Summary of Report 1:
This report focuses on a multi-unmanned aerial vehicle (UAV)-enabled mobile edge computing (MEC) system, aiming to minimize the overall energy consumption of the system by designing the optimal trajectories of multiple UAVs. This problem is difficult to address because when planning the trajectories, we need to consider not only the order of stop points (SPs), but also their deployment (including the number and locations) and the association between UAVs and SPs. A novel CI technique is proposed to solve the above-mentioned optimization problem in the studied MEC system.
Topic of Report 2: Joint Optimization of Trajectory and passive beamforming in IRS-aided UAV-Assisted Mobile Edge Computing Systems.
Summary of Report 2:
This report presents a multi-intelligent reflecting surface (IRS)- aided multi-unmanned aerial vehicle (UAV)-assisted mobile edge computing (MEC) system aiming to minimize the overall cost of the system via jointly optimizing the trajectories of UAVs and phase shifts of IRSs. The problem is very complex, as it is mixed-variables, NP-hard, non-convex, and non-linear. Therefore, it is challenging to be solved by conventional optimization-based solutions. An algorithm is proposed to solve the above-mentioned optimization problem in the studied MEC system.

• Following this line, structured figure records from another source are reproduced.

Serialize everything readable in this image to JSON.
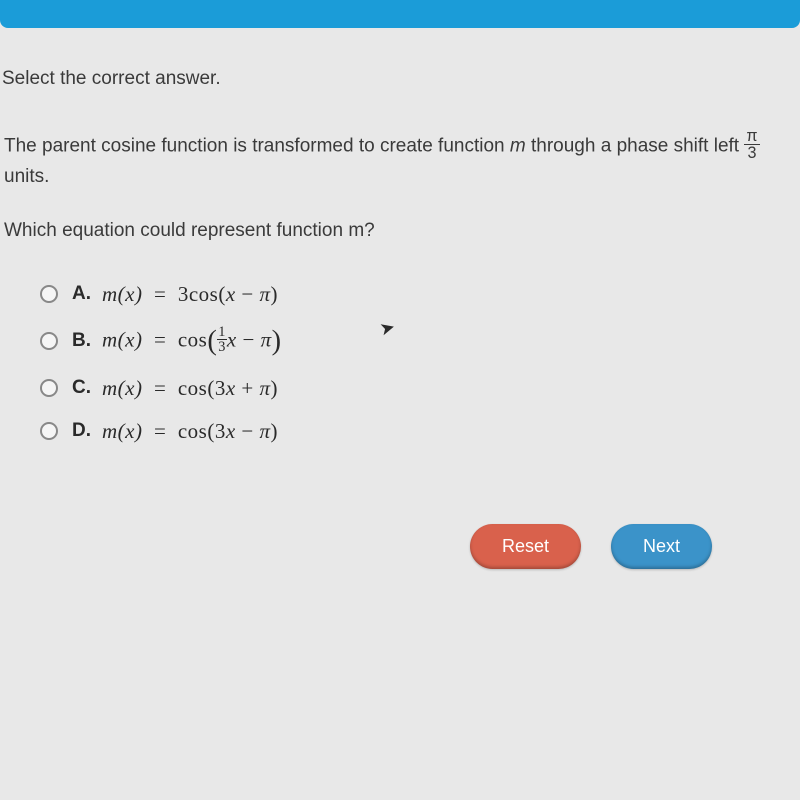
{
  "colors": {
    "topbar": "#1b9cd8",
    "background": "#e8e8e8",
    "text": "#3a3a3a",
    "reset_btn": "#d9614c",
    "next_btn": "#3b93c9",
    "btn_text": "#ffffff"
  },
  "instruction": "Select the correct answer.",
  "stem": {
    "prefix": "The parent cosine function is transformed to create function ",
    "func_letter": "m",
    "middle": " through a phase shift left ",
    "frac_num": "π",
    "frac_den": "3",
    "suffix": " units."
  },
  "sub_question": "Which equation could represent function m?",
  "options": [
    {
      "label": "A.",
      "lhs": "m(x)",
      "eq": "=",
      "rhs_plain": "3cos(x − π)"
    },
    {
      "label": "B.",
      "lhs": "m(x)",
      "eq": "=",
      "rhs_frac": {
        "before": "cos",
        "num": "1",
        "den": "3",
        "after_var": "x",
        "tail": " − π"
      }
    },
    {
      "label": "C.",
      "lhs": "m(x)",
      "eq": "=",
      "rhs_plain": "cos(3x + π)"
    },
    {
      "label": "D.",
      "lhs": "m(x)",
      "eq": "=",
      "rhs_plain": "cos(3x − π)"
    }
  ],
  "buttons": {
    "reset": "Reset",
    "next": "Next"
  }
}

Brief introduction of the speaker:
Muhammad Asim received the M.S. degree in Mathematics from University of Peshawar, Peshawar, Pakistan in 2013 and the M.Phil. degree in Mathematics from Kohat University of Science & Technology, Kohat, Pakistan in 2016. He is currently pursuing the Ph.D. degree in Computer Science and Technology, Central South University, Changsha, China. He has published several ESCI/SCI/JCR papers in high-quality journals, such as IEEE Transactions, ISA Transactions, Soft Computing, etc. His current research interests include computational intelligence techniques, cloud computing, and edge computing.